One of the most brilliant examples of pre-emptive strategy was the foresight of Themistocles to build a new naval fleet. Newfound silver mines in Attica presented a surplus of resources in Athens, and Themistocles persuade the citizenry that it would be in their best interest to build 200 triremes to better defend themselves against the imminent Persian retaliation.  As the Athenians evacuated the city, and watched the Persians raze the city, the naval fleet held in wat, protected by the thin Isthmus of Salamis, waiting for the Persians to commit to a naval battle in the thin confines of the strait. “if you do as I advise, you will find many advantages: first, if we engage the enemy in a narrow strait with our few ships against their many, then, …we shall achieve a great victory; for fighting in a narrow strait is best for us, while fighting on the open sea is best for them” (Histories p.624). This proved fruitful, as the long, slender, battering ram style ships proved invaluable in their ability to outmaneuver and outperform the over encumbered Persian fleet in the strait of Salamis.

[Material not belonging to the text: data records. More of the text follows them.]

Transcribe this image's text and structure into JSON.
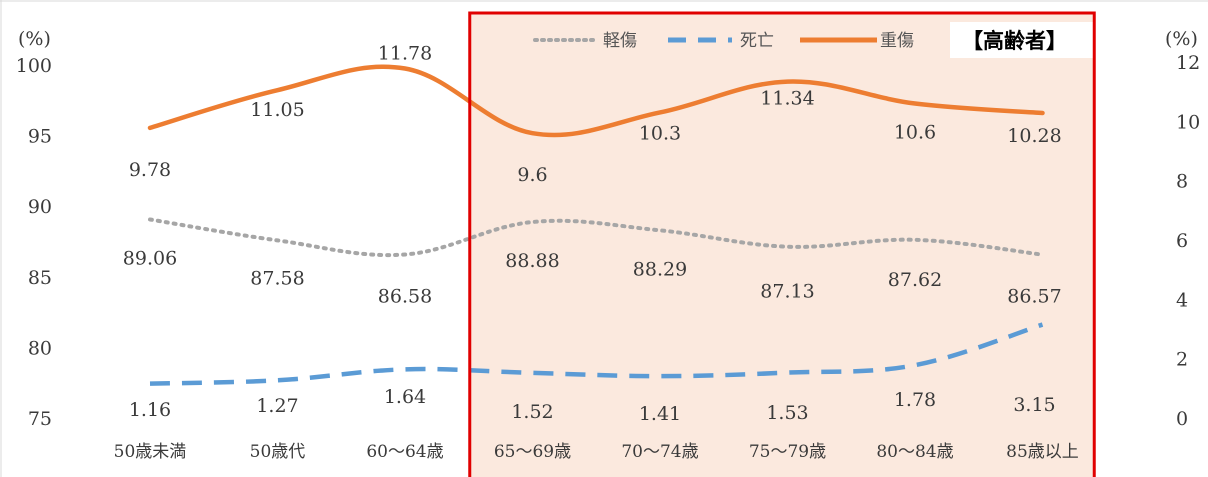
{
  "chart_data": {
    "type": "line",
    "categories": [
      "50歳未満",
      "50歳代",
      "60～64歳",
      "65～69歳",
      "70～74歳",
      "75～79歳",
      "80～84歳",
      "85歳以上"
    ],
    "series": [
      {
        "name": "軽傷",
        "axis": "left",
        "style": "dotted",
        "color": "#a6a6a6",
        "values": [
          89.06,
          87.58,
          86.58,
          88.88,
          88.29,
          87.13,
          87.62,
          86.57
        ]
      },
      {
        "name": "死亡",
        "axis": "right",
        "style": "dashed",
        "color": "#5b9bd5",
        "values": [
          1.16,
          1.27,
          1.64,
          1.52,
          1.41,
          1.53,
          1.78,
          3.15
        ]
      },
      {
        "name": "重傷",
        "axis": "right",
        "style": "solid",
        "color": "#ed7d31",
        "values": [
          9.78,
          11.05,
          11.78,
          9.6,
          10.3,
          11.34,
          10.6,
          10.28
        ]
      }
    ],
    "data_labels": {
      "軽傷": [
        "89.06",
        "87.58",
        "86.58",
        "88.88",
        "88.29",
        "87.13",
        "87.62",
        "86.57"
      ],
      "死亡": [
        "1.16",
        "1.27",
        "1.64",
        "1.52",
        "1.41",
        "1.53",
        "1.78",
        "3.15"
      ],
      "重傷": [
        "9.78",
        "11.05",
        "11.78",
        "9.6",
        "10.3",
        "11.34",
        "10.6",
        "10.28"
      ]
    },
    "y_left": {
      "unit_label": "(%)",
      "ylim": [
        75,
        100
      ],
      "ticks": [
        "100",
        "95",
        "90",
        "85",
        "80",
        "75"
      ]
    },
    "y_right": {
      "unit_label": "(%)",
      "ylim": [
        0,
        12
      ],
      "ticks": [
        "12",
        "10",
        "8",
        "6",
        "4",
        "2",
        "0"
      ]
    },
    "legend": {
      "position": "top",
      "entries": [
        "軽傷",
        "死亡",
        "重傷"
      ]
    },
    "grid": false,
    "highlight": {
      "label": "【高齢者】",
      "from_category": "65～69歳",
      "to_category": "85歳以上",
      "border_color": "#e00000",
      "fill_color": "#fbe9de"
    }
  }
}
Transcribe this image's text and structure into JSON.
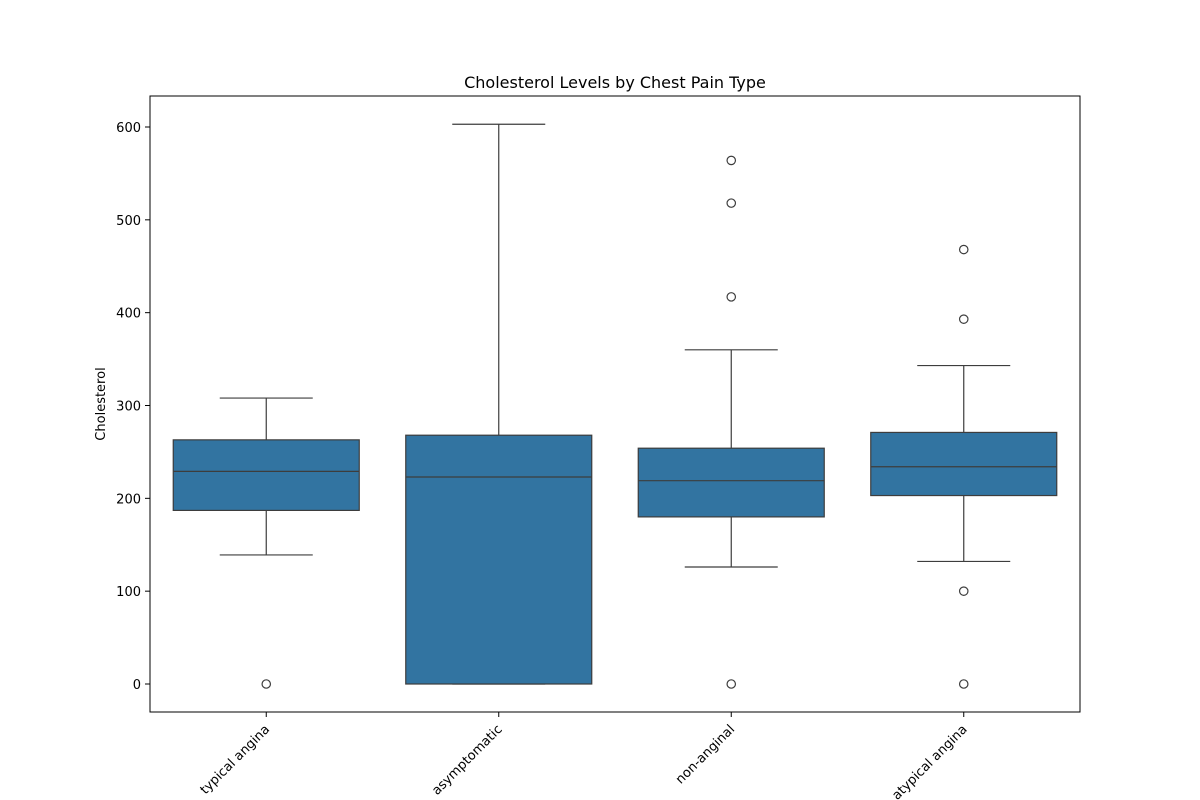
{
  "chart_data": {
    "type": "box",
    "title": "Cholesterol Levels by Chest Pain Type",
    "xlabel": "",
    "ylabel": "Cholesterol",
    "ylim": [
      -30,
      632
    ],
    "yticks": [
      0,
      100,
      200,
      300,
      400,
      500,
      600
    ],
    "grid": false,
    "box_color": "#3274a1",
    "line_color": "#3d3d3d",
    "categories": [
      "typical angina",
      "asymptomatic",
      "non-anginal",
      "atypical angina"
    ],
    "boxes": [
      {
        "category": "typical angina",
        "whisker_low": 139,
        "q1": 187,
        "median": 229,
        "q3": 263,
        "whisker_high": 308,
        "outliers": [
          0
        ]
      },
      {
        "category": "asymptomatic",
        "whisker_low": 0,
        "q1": 0,
        "median": 223,
        "q3": 268,
        "whisker_high": 603,
        "outliers": []
      },
      {
        "category": "non-anginal",
        "whisker_low": 126,
        "q1": 180,
        "median": 219,
        "q3": 254,
        "whisker_high": 360,
        "outliers": [
          0,
          417,
          518,
          564
        ]
      },
      {
        "category": "atypical angina",
        "whisker_low": 132,
        "q1": 203,
        "median": 234,
        "q3": 271,
        "whisker_high": 343,
        "outliers": [
          0,
          100,
          393,
          468
        ]
      }
    ]
  }
}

From the Persian perspective, they had already rampaged their way across the majority of the Greek world. Victory was at hand, and persuaded by his main advisor, Mardonios, Xerxes pressed for an unnecessary risk at Salamis rather than heading for the Peloponnese as suggested by his other advisor, Artemisia. “’My lord, it is right and just that I express my opinion, and what I think is best regarding your interests. Here is what I think you should do: spare your fleet; do not wage a battle at sea. For their men surpass yours in strength at sea” (Histories p.628). This could be the turning point in Western civilization. Had Xerxes pursued battle at the Peloponnese and came back to defeat the Greek naval forces at open sea, the course of world history could be entirely different.


Works Cited

Strauss, Barry S. The Battle of Salamis: The Naval Encounter That Saved Greece – and Western Civilization. Simon & Schuster, 2004.

Valin. “On this Day In History, The Battle of Salamis, 480 B.C.” Accessed 24 September 2016.

Lazenby, JF. (1993). The Defence of Greece 490–479 BC. Aris & Phillips Ltd. (ISBN 0-85668-591-7).

Herodotus. The Landmark Herodotus: The Histories. Translated by Andrea L. Purvis, Anchor Books. 2009.

Lendering, Jona. “Salamis.” Accessed September 20, 2016.

Google Earth Version 6.2. (4/12/2016) The Strait of Salamis. Lat 34.94N Lon 23.57E, 43539 ft. Places Layers. Data SIO, NOAA, U.S. Navy, NGA, GEBCO (Accessed September 20, 2016)

Cartwright, Mark. “Salamis.” Accessed September 22, 2016.

CAIS (The Circle of Ancient Iranian Studies). “The Size of Persian Fleet.” Accessed September 22, 2016.